Remote

The traits of good remote leaders

4 minute read

A study based on 770 people over six months analyzed which sets of traits are more effective at different levels of remoteness, thus helping us answering the question of what are the differences between remote leads and in-person leads that make them successful? I’ve distilled two sets of traits from the paper.

In-person leads are defined by matching and projecting the idea of leadership to the people in the team (projecting “being”).
These are their traits:

  • Extraverted — lively, energetic, assertive, dynamic
  • Gregarious— charismatic, confident, projects security
  • Conscientious — responsible, organized, goal-setting
  • Intelligent — understands quickly, adapts fast
  • Good speaker — good language skills, engaging, smooth

Remote leads are defined by demonstrating functional skills and engaging in task-oriented activities to help the team achieve their objectives (projecting “doing”).
These are their traits:

  • Connected — coordinates and directs people, helps work together
  • Aware — keeps the pulse of work progress, monitoring
  • Organizer — sets, prioritizes, manages tasks
  • Productive — applied intelligence, gets things done, goal-reaching
  • Good writer — good written skills, detailed, sophisticated

In face-to-face interactions, most of us are very easily swayed by the power of personality. Virtually, we are less swayed by someone’s personality and can more accurately assess whether or not they are actually engaging in important leadership behaviours. People are more likely to be seen based on what they actually do, not based on who they are.

R. Purvanova, Associate Prof. of Management and Leadership

One notable thing between these two lists is that these aren’t scales, but independent traits. For example: while “extraverted” is one of the traits for in-person leads, there’s no matching “introverted” for remote leads. It just means that while extroversion plays a role in the first case, it doesn’t matter much in the second — yet at the same time, introversion doesn’t provide an advantage either: the extroversion/introversion continuum just isn’t relevant for remote leads. There are other traits at play.

Resistance to go remote

Emergent leaders on self-managed teams may feel frustrated if the leadership status they earned in one virtuality setting is not granted to them in a different virtuality setting.

R. Purvanova, S. Charlier, C. Reeves, L. Greco (2020)
Who Emerges into Virtual Team Leadership Roles?

This difference in traits might explain why a lot of organizations that are seeing benefits of remote workeven during a pandemic! — are still thinking to go back to the office. The problem might not be (only) organizational: it might be personal.

A large number of managers that had all the right traits to be successful in-person leads are now feeling something is missing as remote leads. Lacking a model to explain this gap and how to fill it, the simplest answer is to just go back to the office — where their leadership isn’t threatened.

This study, and the above model, provides some indication on how to successfully prepare managers to succeed also remotely.

Shift your leadership to remote

The emphasis shifts from saying to doing.

A. Cohen (2020) The surprising traits of good remote leaders

There are two good news for this shift. The first is that the traits aren’t a continuum, so one doesn’t have to stop doing something that for them it’s working — which might be disruptive and challenging for the individual. The second is that part of the traits that work for in-person leads provide a good starting point to acquire the new traits more easily.

Let’s see them in broad strokes.

Growing the connected trait can be supported by extraversion and gregariousness. It’s possible to use the existing relationships to connect the lead to their team, and make sure people are clear on what they are working, both on their own and together with others.

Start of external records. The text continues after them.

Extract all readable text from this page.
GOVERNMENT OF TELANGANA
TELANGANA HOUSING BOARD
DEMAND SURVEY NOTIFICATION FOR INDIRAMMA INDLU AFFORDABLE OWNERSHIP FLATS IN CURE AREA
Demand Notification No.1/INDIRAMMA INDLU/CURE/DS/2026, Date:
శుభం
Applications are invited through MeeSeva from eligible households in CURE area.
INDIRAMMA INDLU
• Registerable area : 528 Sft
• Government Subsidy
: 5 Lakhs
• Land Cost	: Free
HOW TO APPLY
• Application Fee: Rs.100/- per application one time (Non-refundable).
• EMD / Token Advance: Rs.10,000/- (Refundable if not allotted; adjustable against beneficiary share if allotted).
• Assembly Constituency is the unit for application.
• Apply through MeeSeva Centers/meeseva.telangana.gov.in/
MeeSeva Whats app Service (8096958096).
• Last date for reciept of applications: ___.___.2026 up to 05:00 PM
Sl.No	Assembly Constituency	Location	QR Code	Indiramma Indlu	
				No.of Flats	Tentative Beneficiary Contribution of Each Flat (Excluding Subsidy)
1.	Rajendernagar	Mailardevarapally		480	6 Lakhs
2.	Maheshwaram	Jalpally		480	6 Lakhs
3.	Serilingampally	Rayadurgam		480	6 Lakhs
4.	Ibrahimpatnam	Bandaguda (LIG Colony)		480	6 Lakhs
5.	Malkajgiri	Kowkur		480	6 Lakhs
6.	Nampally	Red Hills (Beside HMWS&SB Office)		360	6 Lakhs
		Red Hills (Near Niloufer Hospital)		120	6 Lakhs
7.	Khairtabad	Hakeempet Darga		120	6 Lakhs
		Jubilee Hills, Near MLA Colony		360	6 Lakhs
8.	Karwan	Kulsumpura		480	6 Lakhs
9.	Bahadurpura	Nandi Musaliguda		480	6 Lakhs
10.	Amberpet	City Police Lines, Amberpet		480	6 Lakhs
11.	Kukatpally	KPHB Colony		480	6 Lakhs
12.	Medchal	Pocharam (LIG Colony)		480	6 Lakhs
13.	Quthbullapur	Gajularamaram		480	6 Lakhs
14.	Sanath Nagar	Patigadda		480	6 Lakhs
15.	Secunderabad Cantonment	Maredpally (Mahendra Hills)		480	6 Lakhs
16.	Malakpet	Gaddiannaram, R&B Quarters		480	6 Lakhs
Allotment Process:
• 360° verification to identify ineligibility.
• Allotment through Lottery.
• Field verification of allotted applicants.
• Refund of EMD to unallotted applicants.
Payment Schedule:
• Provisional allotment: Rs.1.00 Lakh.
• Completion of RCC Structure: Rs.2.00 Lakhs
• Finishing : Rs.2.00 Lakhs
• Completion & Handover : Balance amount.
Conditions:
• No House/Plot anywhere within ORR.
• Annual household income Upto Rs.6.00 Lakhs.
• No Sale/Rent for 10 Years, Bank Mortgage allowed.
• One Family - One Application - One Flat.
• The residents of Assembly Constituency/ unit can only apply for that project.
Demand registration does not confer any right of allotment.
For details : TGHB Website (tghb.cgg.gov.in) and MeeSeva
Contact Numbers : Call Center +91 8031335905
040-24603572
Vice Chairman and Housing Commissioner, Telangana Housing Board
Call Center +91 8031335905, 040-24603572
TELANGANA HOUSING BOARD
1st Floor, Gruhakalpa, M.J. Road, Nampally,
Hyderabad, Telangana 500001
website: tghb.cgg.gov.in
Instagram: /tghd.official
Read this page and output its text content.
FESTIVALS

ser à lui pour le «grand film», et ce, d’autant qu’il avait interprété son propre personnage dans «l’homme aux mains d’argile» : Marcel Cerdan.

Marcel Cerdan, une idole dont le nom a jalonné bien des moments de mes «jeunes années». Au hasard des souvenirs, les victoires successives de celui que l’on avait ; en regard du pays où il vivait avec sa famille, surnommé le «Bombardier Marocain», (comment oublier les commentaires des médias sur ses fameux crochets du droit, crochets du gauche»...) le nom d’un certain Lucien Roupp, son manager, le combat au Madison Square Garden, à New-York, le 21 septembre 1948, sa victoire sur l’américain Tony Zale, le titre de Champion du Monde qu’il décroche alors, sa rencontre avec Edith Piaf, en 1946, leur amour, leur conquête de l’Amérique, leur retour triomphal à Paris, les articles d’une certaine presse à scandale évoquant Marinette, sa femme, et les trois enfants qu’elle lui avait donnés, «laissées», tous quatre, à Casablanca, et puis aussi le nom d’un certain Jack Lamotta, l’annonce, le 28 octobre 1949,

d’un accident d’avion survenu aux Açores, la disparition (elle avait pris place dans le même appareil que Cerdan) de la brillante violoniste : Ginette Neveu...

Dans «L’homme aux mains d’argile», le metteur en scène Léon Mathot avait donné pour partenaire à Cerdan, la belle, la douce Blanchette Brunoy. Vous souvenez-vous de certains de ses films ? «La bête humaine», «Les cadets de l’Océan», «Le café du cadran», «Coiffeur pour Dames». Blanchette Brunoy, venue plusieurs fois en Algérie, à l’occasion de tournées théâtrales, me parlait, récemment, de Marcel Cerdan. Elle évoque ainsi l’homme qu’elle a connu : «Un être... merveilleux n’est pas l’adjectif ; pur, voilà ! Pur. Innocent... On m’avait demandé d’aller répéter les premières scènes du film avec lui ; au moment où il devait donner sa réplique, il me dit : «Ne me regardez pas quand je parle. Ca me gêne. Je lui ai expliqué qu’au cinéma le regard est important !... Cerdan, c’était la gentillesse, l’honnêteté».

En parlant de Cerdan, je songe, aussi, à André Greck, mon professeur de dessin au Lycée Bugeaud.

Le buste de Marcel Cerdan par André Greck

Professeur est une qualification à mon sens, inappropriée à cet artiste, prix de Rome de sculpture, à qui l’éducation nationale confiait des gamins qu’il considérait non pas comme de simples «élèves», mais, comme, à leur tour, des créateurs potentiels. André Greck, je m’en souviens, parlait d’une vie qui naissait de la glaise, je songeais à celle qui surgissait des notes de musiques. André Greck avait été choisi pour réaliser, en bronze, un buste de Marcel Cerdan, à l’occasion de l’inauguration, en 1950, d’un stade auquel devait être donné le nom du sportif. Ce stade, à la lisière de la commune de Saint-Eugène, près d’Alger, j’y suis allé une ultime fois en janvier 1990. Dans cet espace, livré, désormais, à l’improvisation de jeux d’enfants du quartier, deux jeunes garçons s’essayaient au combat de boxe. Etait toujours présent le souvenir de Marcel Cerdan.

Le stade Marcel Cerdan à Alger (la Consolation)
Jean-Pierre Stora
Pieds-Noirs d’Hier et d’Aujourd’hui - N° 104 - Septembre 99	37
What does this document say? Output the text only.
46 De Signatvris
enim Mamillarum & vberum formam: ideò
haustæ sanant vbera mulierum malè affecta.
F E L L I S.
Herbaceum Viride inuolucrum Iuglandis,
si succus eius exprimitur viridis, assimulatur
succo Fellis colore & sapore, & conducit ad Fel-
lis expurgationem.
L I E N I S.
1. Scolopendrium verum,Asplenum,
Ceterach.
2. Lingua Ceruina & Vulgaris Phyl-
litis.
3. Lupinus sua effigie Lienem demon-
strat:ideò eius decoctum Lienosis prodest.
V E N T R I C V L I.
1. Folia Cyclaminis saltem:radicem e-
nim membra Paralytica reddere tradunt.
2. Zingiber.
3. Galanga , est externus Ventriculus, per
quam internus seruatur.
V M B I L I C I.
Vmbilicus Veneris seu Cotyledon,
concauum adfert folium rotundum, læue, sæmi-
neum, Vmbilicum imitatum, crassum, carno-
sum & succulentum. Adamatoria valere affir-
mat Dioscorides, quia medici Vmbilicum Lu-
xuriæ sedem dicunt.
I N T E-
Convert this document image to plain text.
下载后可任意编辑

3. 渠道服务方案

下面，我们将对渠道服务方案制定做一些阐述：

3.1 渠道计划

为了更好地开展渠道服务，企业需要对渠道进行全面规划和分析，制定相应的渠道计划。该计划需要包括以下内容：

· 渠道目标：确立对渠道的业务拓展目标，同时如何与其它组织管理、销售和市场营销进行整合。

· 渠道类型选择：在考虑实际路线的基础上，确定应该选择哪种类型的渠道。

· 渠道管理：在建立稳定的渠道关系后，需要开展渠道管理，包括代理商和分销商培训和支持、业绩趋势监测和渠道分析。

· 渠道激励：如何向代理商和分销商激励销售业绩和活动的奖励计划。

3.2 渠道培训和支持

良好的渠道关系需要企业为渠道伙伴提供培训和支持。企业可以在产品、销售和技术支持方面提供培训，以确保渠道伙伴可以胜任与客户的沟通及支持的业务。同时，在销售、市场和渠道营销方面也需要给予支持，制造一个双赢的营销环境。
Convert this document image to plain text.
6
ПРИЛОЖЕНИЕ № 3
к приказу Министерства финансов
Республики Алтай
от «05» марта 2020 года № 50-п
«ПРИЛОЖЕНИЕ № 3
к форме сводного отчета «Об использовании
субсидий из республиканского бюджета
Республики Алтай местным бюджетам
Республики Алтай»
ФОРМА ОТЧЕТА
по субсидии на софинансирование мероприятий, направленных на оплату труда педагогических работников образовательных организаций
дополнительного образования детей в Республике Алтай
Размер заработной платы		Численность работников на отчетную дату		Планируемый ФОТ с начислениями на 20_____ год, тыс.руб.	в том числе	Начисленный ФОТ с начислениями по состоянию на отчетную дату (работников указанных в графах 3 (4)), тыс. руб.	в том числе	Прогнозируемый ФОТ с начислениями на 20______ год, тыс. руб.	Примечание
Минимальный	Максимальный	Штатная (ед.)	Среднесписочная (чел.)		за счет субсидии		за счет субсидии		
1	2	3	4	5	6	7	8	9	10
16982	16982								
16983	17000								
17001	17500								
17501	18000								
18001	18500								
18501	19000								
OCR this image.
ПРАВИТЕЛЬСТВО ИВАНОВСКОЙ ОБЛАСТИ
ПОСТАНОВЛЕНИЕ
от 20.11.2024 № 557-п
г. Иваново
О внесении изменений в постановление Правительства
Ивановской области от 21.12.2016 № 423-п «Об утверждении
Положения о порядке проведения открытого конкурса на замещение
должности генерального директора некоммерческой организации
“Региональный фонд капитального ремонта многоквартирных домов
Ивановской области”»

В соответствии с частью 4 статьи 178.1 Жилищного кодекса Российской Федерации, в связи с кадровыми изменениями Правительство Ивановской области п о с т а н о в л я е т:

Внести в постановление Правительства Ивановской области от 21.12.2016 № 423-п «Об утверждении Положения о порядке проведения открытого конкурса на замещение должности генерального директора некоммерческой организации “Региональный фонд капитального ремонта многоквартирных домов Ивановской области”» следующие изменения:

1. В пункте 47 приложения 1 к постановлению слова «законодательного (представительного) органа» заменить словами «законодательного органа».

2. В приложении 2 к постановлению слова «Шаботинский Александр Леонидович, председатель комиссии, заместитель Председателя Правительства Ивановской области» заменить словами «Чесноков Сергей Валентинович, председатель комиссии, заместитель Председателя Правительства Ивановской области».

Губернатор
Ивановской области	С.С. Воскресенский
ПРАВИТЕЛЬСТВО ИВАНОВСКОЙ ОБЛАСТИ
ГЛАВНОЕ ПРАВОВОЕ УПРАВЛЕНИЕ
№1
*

Growing the aware trait can again build on the extraverted aspects, using the connection to know the work that is being done, and support it directly and personally with everyone. Note that this doesn’t mean micro-managing anyone, it just means being aware of the work being done.

Growing the organizer trait can leverage the conscientiousness of the person, however it needs to shift the attention to be more task oriented, and make sure everything in the project work is well structured and clear.

Growing the productive trait requires shifting the same intelligence, but putting it more to resolving tasks instead of being quick and adaptable on the spot. Being the sharpest one in a meeting matters little now, but a great solution that makes the project closer to the goal can have massive impact.

Growing the good writer trait requires for sure to be more comfortable with typing and structuring content in a more organized way — proper hierarchy, bullet lists, drawings and diagrams are massively useful — yet it’s easier to get there for people that are already good speakers: a large number of skills overlap.

Going beyond the space of this short article, it might be worth to create more specific coaching and training programs that help managers to grow the skills above — or even just reflect yourself and see what you can do.


Models aren’t exhaustive, and this is no exception. However, even this simple model provides some initial guidance, grounded in research, of what can be done along the remoteness continuum for different managers and organizations. Find the one that works for you.